Après une bonne heure de marche, nous sommes arrivés à Avenza, notre destination du jour. Le gîte paroissial est aménagé dans des caves voûtées assez charmantes mais très sombres. J’imagine aussi qu’il va faire froid cette nuit ! Ce n’est pas particulièrement propre mais ça reste un hébergement tout à fait correct. Après avoir posé nos affaires, nous avons pris un bus pour Marina di Carrara, deux petits kilomètres plus loin, pour voir la mer. Nous avons acheté un joghurt glacé et avons trouvé une belle plage de sable fin. La sensation du sable sous les pieds était délicieuse et délicate, puis l’eau est venue caresser nos petons. Quelques vaguelettes ont suffi à ce que nous réalisions que la température de l’eau était très agréable. Nous avions espéré nous baigner et avions enfilé nos maillots de bain, cependant l’air était frais et il y avait pas mal de vent. L’idée de ressortir de l’eau et de devoir nous sécher dans nos minuscules linges puis regagner Avenza dans des habits mouillés et froids nous a coupé l’envie de nager. Il a d’ailleurs commencé à pleuvoir quelques minutes après notre arrivée et nous avons fait demi-tour.
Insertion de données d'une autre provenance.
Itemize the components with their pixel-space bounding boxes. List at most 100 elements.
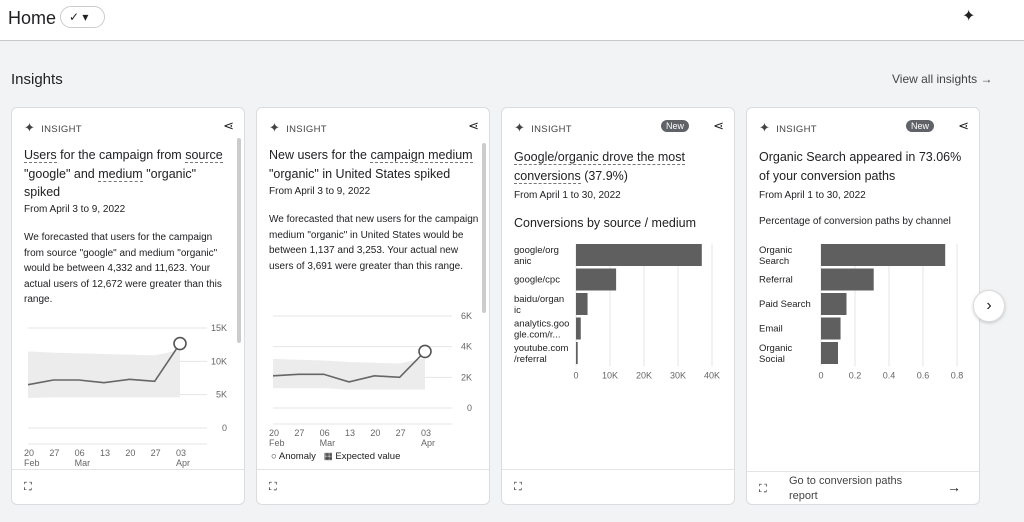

C’était malgré tout émouvant d’avoir les pieds dans la mer et de penser que nous étions venus en marchant jusqu’ici depuis l’Allemagne. Je repensais au Danube puis au lac des Quatre Cantons, dans lesquels nous avions aussi trempé nos pieds en mangeant des glaces. J’ai l’impression que c’était il y a une éternité…

Nous sommes rentrés à pied sous une pluie battante, car cela nous embêtait de payer le bus et nous voulions parcourir le tronçon Avenza-mer. Nous avons fait quelques emplettes dans un magasin et avons rejoint notre petit gîte où nous nous sommes douchés. Un peu plus tard, nous sommes ressortis chercher un restaurant tandis qu’il pleuvait toujours. Nous sommes décidément toujours aussi nuls pour trouver les restaurants ! Nous avons bien marché quarante minutes sans tomber sur une seule trattoria. Il y avait une petite pizzeria juste devant le gîte mais nous ne voulions pas manger de pizza. Nous n’avons ensuite vu qu’un bar-restaurant mexicain à l’allure très douteuse et une autre pizzeria qui n’avait pas de tables et faisait tout à l’emporter. Nous sommes donc revenus à celle face au gîte mais elle était alors complète. J’ai demandé à la serveuse où nous pouvions souper et elle m’a indiqué une autre pizzeria cinquante mètres plus loin. Quand les gens fournissent des précisions de ce genre, il s’avère aisé de deviner s’ils se déplacent plus en voiture ou à pied. Après avoir marché pendant cinq minutes, nous savions que la serveuse n’a jamais vraiment dû parcourir cinquante mètres à pied… Nous avons tout de même trouvé l’établissement et y avons mangé une excellente pizza. Le local était plein à craquer et nous devions être les seuls étrangers. Autant dire que c’était très bruyant ! Nous avons alors pu attester que les Italiens parlent vraiment plus fort que nous, puisque nous étions au courant des commandes de chaque table, même les plus éloignées. Je ne comprends pas pourquoi ils ont besoin de brailler quand ils demandent au conjoint juste en-face : “JE VAIS PRENDRE UNE QUATRE SAISONS. TOOOIII ??”